Ele deu aula para Quentin Tarantino, Guy Ritchie e Spike Lee quando ainda eram desconhecidos. Passou por Inglaterra, Canadá, Hong Kong e Colômbia e agora chega ao Brasil com uma proposta e tanto: ensinar os cineastas locais a fazer filmes financiados de forma totalmente independente e capazes de dar lucro.
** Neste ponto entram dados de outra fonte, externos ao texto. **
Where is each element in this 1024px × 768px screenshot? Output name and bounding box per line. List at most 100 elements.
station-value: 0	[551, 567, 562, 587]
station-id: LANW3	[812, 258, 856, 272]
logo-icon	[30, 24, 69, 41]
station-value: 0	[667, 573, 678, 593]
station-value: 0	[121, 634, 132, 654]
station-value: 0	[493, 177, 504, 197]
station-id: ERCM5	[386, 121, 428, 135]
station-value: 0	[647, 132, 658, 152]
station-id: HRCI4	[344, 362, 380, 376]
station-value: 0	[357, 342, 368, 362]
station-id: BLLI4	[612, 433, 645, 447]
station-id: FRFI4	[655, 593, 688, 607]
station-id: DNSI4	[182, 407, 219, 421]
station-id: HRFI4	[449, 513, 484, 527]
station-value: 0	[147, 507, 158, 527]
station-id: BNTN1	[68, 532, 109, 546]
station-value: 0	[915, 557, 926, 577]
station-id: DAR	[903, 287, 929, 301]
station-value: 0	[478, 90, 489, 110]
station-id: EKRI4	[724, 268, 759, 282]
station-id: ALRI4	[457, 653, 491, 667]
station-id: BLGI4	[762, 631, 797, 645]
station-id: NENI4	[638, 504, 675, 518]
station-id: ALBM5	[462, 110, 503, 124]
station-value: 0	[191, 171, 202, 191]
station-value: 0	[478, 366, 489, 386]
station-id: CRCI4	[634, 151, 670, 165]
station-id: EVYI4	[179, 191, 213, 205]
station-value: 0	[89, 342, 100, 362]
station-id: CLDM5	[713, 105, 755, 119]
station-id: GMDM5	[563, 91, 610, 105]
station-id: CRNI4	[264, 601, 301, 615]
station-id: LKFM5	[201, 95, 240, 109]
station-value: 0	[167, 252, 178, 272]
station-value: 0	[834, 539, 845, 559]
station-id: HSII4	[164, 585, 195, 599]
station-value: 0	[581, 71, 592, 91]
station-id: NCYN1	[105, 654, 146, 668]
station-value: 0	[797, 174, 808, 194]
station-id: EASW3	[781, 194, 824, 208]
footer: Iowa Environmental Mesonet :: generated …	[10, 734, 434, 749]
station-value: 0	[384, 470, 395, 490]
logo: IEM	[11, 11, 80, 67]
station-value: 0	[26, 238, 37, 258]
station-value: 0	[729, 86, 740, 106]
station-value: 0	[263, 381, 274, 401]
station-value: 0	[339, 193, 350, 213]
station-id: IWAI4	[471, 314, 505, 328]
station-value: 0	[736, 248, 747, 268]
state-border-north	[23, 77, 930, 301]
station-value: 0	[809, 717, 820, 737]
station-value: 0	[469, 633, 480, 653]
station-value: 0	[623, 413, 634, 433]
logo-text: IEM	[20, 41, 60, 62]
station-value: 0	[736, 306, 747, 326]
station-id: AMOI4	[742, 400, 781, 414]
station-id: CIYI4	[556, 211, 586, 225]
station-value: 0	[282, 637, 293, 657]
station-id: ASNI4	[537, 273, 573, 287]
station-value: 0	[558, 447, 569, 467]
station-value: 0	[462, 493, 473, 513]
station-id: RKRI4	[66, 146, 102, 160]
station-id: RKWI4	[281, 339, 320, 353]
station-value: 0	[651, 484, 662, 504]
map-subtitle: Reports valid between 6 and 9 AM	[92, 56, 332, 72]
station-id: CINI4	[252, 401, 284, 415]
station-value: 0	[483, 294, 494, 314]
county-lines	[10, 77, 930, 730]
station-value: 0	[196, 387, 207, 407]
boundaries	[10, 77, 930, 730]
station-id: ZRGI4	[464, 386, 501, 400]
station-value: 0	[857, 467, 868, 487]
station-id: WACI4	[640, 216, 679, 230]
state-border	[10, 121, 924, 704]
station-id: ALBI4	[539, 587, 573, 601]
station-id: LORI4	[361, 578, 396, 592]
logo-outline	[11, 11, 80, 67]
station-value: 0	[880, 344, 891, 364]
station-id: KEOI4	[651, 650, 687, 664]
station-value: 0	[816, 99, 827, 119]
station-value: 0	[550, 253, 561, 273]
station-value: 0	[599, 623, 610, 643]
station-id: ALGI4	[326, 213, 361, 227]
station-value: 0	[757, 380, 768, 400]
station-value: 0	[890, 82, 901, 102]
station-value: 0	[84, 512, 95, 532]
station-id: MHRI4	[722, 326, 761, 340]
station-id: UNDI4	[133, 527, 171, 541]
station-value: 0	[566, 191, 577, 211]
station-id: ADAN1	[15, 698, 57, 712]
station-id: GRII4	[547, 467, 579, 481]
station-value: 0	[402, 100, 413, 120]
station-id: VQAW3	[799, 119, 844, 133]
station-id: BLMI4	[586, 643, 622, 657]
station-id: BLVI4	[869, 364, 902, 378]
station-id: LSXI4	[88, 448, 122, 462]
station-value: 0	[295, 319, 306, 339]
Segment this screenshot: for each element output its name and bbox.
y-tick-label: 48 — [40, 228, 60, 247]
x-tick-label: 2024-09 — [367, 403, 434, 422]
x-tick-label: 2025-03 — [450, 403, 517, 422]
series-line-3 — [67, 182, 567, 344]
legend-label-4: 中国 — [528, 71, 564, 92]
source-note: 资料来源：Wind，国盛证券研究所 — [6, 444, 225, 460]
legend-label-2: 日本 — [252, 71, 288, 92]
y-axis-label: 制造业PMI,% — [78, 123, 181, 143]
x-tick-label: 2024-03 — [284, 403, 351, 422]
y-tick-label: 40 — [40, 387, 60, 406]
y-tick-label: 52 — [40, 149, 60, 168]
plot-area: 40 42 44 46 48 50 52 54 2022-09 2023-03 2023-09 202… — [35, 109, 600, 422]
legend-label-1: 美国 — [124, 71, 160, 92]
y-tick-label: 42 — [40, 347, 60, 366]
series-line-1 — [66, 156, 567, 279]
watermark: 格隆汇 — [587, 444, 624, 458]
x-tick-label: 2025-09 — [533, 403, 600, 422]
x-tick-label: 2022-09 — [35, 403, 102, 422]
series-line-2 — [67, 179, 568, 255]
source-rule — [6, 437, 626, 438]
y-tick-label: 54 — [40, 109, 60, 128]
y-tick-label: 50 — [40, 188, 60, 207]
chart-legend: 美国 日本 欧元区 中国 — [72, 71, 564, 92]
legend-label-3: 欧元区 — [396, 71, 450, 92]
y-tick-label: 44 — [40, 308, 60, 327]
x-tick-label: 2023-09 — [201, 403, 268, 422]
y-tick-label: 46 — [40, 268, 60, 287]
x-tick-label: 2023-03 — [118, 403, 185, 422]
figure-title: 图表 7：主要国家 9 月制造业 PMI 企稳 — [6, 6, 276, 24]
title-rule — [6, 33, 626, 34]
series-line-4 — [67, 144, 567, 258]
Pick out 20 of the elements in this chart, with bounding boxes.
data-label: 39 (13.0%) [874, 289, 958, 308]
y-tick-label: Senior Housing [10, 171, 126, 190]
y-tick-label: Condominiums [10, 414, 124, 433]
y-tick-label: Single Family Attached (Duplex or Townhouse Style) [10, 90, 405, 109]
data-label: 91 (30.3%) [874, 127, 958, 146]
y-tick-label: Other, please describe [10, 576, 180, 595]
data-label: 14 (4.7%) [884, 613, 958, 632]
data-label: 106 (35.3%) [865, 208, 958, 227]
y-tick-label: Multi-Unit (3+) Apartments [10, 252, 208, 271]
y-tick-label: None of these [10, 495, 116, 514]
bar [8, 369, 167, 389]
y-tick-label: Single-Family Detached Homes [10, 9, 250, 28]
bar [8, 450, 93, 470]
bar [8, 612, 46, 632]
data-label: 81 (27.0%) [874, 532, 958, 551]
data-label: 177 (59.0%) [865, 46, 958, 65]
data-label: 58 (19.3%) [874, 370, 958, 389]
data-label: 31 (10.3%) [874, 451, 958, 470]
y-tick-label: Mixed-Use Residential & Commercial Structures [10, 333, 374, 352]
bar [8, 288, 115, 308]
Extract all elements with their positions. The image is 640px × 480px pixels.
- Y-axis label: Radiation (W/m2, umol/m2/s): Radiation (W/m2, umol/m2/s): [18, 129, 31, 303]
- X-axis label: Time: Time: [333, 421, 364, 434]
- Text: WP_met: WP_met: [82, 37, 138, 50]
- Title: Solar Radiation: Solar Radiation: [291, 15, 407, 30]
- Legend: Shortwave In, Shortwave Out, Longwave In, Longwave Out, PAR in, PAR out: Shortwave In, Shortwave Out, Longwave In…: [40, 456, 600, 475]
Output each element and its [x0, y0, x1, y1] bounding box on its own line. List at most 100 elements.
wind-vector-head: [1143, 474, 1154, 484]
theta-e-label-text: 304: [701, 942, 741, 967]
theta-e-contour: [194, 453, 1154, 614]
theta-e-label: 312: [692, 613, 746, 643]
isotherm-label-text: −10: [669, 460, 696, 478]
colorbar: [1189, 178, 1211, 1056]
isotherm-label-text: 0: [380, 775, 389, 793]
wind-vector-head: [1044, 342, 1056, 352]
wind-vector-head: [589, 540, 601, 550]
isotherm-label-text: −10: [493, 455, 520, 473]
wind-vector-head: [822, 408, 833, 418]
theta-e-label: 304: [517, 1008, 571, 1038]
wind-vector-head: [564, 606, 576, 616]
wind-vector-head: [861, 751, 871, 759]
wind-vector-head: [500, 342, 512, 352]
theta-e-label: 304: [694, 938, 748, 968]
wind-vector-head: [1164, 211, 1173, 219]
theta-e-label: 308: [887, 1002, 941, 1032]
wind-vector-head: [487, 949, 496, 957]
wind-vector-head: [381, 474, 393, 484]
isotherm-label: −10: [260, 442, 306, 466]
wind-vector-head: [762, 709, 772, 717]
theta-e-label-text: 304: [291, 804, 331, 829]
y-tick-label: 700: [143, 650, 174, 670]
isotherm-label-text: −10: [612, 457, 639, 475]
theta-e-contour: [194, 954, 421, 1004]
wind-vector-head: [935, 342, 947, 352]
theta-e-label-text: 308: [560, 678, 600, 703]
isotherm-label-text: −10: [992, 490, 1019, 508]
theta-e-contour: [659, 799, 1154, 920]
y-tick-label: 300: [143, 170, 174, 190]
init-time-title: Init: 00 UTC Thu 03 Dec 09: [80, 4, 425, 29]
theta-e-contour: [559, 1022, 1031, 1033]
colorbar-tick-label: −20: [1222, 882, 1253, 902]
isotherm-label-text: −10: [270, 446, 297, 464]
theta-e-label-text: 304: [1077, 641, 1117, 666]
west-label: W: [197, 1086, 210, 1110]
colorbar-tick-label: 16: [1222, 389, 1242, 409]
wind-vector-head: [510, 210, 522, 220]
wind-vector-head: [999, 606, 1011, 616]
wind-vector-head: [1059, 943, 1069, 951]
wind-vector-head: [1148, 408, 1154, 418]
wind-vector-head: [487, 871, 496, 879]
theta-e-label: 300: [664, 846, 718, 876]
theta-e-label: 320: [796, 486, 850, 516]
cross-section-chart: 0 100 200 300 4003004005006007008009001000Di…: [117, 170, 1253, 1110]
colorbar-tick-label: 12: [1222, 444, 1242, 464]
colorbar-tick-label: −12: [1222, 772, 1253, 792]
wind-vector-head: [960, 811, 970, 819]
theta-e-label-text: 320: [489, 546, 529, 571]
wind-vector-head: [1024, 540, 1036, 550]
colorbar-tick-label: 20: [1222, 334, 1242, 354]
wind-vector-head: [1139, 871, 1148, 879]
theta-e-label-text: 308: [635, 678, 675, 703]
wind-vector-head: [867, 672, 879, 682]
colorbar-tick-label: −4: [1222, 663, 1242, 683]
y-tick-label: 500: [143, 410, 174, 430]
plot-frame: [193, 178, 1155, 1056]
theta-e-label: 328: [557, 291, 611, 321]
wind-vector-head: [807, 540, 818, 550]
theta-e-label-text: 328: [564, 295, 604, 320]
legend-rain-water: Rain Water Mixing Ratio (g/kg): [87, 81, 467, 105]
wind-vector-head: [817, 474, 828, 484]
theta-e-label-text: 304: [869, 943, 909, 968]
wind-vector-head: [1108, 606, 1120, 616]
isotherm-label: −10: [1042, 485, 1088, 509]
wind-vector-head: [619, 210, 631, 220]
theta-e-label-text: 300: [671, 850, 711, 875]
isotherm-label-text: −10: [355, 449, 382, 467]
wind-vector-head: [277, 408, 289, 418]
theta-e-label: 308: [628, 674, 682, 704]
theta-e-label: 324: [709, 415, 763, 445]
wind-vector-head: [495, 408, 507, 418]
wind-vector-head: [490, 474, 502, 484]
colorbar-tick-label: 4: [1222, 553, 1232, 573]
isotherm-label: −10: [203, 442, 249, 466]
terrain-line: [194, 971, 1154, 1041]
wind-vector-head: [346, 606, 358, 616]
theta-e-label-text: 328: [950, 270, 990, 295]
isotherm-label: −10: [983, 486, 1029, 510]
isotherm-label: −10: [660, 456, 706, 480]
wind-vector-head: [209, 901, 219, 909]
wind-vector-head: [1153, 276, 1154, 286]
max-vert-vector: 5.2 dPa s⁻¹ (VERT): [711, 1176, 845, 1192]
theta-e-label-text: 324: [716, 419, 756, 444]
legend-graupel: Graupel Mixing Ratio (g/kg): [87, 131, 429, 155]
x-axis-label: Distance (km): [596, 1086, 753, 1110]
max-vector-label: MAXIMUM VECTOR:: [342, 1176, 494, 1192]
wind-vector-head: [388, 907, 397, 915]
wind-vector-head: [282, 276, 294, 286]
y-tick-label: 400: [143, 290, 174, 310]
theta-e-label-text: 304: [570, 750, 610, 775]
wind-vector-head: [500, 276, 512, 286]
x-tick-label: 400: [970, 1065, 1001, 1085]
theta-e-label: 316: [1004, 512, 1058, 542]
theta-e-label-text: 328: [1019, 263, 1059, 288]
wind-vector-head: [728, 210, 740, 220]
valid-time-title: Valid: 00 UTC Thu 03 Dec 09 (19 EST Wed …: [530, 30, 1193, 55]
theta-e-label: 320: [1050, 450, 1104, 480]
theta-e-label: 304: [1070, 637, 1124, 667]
Desde 1992 o norte-americano Dov Simens viaja o mundo com o "Hollywood 2-Day Film School", curso que acontece em 22 e 23 de junho em São Paulo, com realização do Cemec. A promessa é condensar em apenas dois dias todas as informações vitais para produzir e vender um filme independente. A aula é sobre mercado, e não arte. Simens não ensina a escrever diálogos, mas diz como deve ser o roteiro de um iniciante: simples, com locação única e poucos atores.

Divulgação
Dov Simens, instrutor do curso 'Hollywood 2-Day Film School'


No caso do Brasil, a proposta do curso também é acabar com a ideia de que não se consegue fazer cinema sem a ajuda dos editais. "Vocês estão totalmente viciados no governo e no socialismo em termos de financiamento", afirma, em entrevista ao iG. "Estão pensando que esta é a única forma de produzir um filme e negando a figura do empreendedor."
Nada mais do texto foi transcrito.